EAGLE BUTTE, S.D. - American Indian Vietnam veterans recently gathered to
honor the forgotten warriors of the Korean War. The day began with the news
that seven more U.S. troops had been killed in Iraq.

When Vietnam veterans gather, conversation tends more to the problems that
plague them today. The conversation about Iraq brings back memories and
frustration over what many of the returning war veterans will face in their
lives unless they receive proper medical treatment.

"I have been divorced five times, from the same woman and I am still with
her," said Tommy Thompson, Cheyenne River Sioux Tribe. "Post Traumatic
Stress disorder (PTSD) caused me to become an alcoholic."

Thompson has gone through treatment, is seeing a psychiatrist, attends
regular meetings and treatments at a VA hospital and is trying to treat his
family properly after years of abuse. He said he was volatile, angry and
hated the federal government and wanted nothing to do with the military
when he returned from a 14-month duty in Vietnam where he was wounded three
times. He received a Bronze Star for bravery when he saved another
soldier's life.

Thompson is a member of the Red Feather Society, one of the highest honors
for Lakota veterans.

Thompson, after 30 years has finally received full disability. But it
wasn't easy. He had to enlist the help of South Dakota Democratic Senators
Tom Daschle and Tim Johnson.

And what can the veterans who return from Iraq expect? The same things as
the Vietnam veterans have battled for some 30 years.

"Veterans are frightened as hell," Thompson said.

The stories of the Vietnam veterans that have been told for years are
horrifying, problems include depression, alcoholism, drug abuse, suicide,
criminal activity and more.

Today those same veterans have sons, daughters, nieces, nephews and also
know many friends who have relatives in Iraq.

At the Cheyenne River Sioux Tribal Fair, Pow Wow and Rodeo there were many
signs the reminded people to support the troops in Iraq and elsewhere.
During the ceremony to honor the Korean War veterans, people were reminded
that more American Indians volunteered to serve the United States in
military operations per capita than any other ethnic or racial group.

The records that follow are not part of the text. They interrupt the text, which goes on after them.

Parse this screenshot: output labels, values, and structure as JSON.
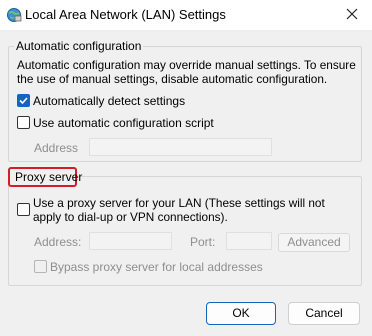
{
  "window": {
    "title": "Local Area Network (LAN) Settings",
    "icon": "network-settings-icon",
    "close_icon": "close-icon"
  },
  "automatic_configuration": {
    "legend": "Automatic configuration",
    "description": "Automatic configuration may override manual settings.  To ensure the use of manual settings, disable automatic configuration.",
    "auto_detect": {
      "label": "Automatically detect settings",
      "checked": true
    },
    "use_script": {
      "label": "Use automatic configuration script",
      "checked": false
    },
    "address_label": "Address",
    "address_value": ""
  },
  "proxy_server": {
    "legend": "Proxy server",
    "use_proxy": {
      "label": "Use a proxy server for your LAN (These settings will not apply to dial-up or VPN connections).",
      "checked": false
    },
    "address_label": "Address:",
    "address_value": "",
    "port_label": "Port:",
    "port_value": "",
    "advanced_label": "Advanced",
    "bypass": {
      "label": "Bypass proxy server for local addresses",
      "checked": false
    }
  },
  "buttons": {
    "ok_label": "OK",
    "cancel_label": "Cancel"
  },
  "colors": {
    "accent": "#1565c0",
    "highlight_border": "#d21f26",
    "background": "#f0f0f0"
  }
}
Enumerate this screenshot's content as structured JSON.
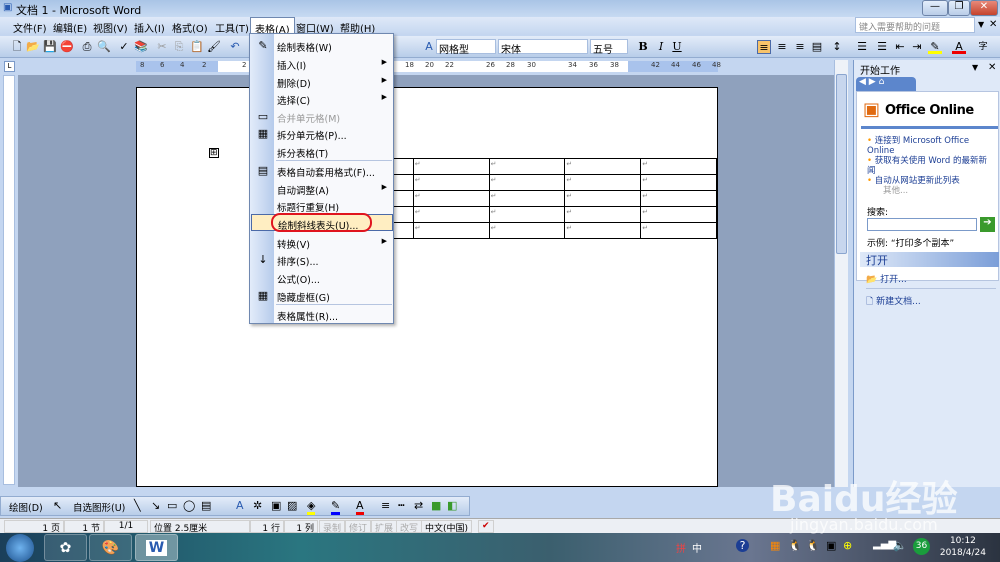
{
  "window": {
    "title": "文档 1 - Microsoft Word",
    "min": "—",
    "max": "❐",
    "close": "✕"
  },
  "menubar": [
    "文件(F)",
    "编辑(E)",
    "视图(V)",
    "插入(I)",
    "格式(O)",
    "工具(T)",
    "表格(A)",
    "窗口(W)",
    "帮助(H)"
  ],
  "help_placeholder": "键入需要帮助的问题",
  "toolbar": {
    "style": "网格型",
    "font": "宋体",
    "size": "五号",
    "bold": "B",
    "italic": "I",
    "underline": "U"
  },
  "ruler_numbers": [
    "8",
    "6",
    "4",
    "2",
    "2",
    "18",
    "20",
    "22",
    "26",
    "28",
    "30",
    "34",
    "36",
    "38",
    "42",
    "44",
    "46",
    "48"
  ],
  "table_menu": [
    {
      "label": "绘制表格(W)",
      "icon": "✎"
    },
    {
      "label": "插入(I)",
      "sub": true
    },
    {
      "label": "删除(D)",
      "sub": true
    },
    {
      "label": "选择(C)",
      "sub": true
    },
    {
      "label": "合并单元格(M)",
      "icon": "▭",
      "disabled": true
    },
    {
      "label": "拆分单元格(P)...",
      "icon": "▦"
    },
    {
      "label": "拆分表格(T)"
    },
    {
      "label": "表格自动套用格式(F)...",
      "icon": "▤"
    },
    {
      "label": "自动调整(A)",
      "sub": true
    },
    {
      "label": "标题行重复(H)"
    },
    {
      "label": "绘制斜线表头(U)...",
      "highlight": true
    },
    {
      "label": "转换(V)",
      "sub": true
    },
    {
      "label": "排序(S)...",
      "icon": "↓"
    },
    {
      "label": "公式(O)..."
    },
    {
      "label": "隐藏虚框(G)",
      "icon": "▦"
    },
    {
      "label": "表格属性(R)..."
    }
  ],
  "table": {
    "rows": 5,
    "cols": 5,
    "cell_mark": "↵"
  },
  "taskpane": {
    "title": "开始工作",
    "logo": "Office Online",
    "links": [
      "连接到 Microsoft Office Online",
      "获取有关使用 Word 的最新新闻",
      "自动从网站更新此列表"
    ],
    "more": "其他...",
    "search_label": "搜索:",
    "search_value": "",
    "example": "示例:  “打印多个副本”",
    "open_header": "打开",
    "open": "打开...",
    "new_doc": "新建文档..."
  },
  "drawbar": {
    "draw": "绘图(D)",
    "autoshapes": "自选图形(U)"
  },
  "status": {
    "page": "1 页",
    "section": "1 节",
    "pages": "1/1",
    "position": "位置 2.5厘米",
    "line": "1 行",
    "col": "1 列",
    "rec": "录制",
    "trk": "修订",
    "ext": "扩展",
    "ovr": "改写",
    "lang": "中文(中国)"
  },
  "clock": {
    "time": "10:12",
    "date": "2018/4/24"
  },
  "tray_badge": "36",
  "watermark": {
    "main": "Baidu经验",
    "url": "jingyan.baidu.com"
  }
}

At nearly every pow wow, ceremony, graduations and other gatherings
American Indian veterans are honored, and they accept that honor with
pride. Thompson said after he discovered the American Indian veteran's
organization he had someone to talk to about what he was going through. He
put on the uniform he vowed never again to wear and is now a proud
participant in honor guards and also helps tell returning Iraqi veterans
what they can expect.

But for all their patriotism and pride to wear the uniform, President
George W. Bush will not get their support.

"We end up as terrorists. We go to an Islamic country and impose our rule
on them. It's the Crusades all over again," Austin Cook, Cheyenne River
Sioux Tribe and a veteran of the Gulf War said.

His idea was to focus more at home. If we had, he said, maybe 9/11 could
have been avoided.

Korean veteran Henry Charging said, "We have experienced terrorism since
1492 and we are still fighting - hell yeah!

"We will never forget, but we have forgiven. They haven't forgotten. We
will never forget Wounded Knee, Sand Creek, Little Big Horn, the Wagon Box,
but the difference is we forgive. We don't say things with anger anymore."

Charging's solution to terrorism? "As the killing continues there will
never be peace. We must pray, sincerely to the Creator, and bring the
troops home."

He said the solution is beyond any human leadership it is left to the
highest power and go back to spiritual leadership. "I feel sorry for the
current leadership, but for Bush, he must remember, what goes 'round, comes
'round."

The Lakota people believe in prophecy and many of the spiritual leaders are
speaking out about some of the prophecies coming true. "That is the essence
of who we are," Charging said.

The Lakota veterans share knowledge of why the United States is in Iraq and
what the outcome will be, and they don't like it. They and their ancestors
experienced the same thing. Gold was discovered in the Black Hills and
waves of settlers and soldiers came to move the Lakota and other tribes out
so the non-Indian could get the gold and the land.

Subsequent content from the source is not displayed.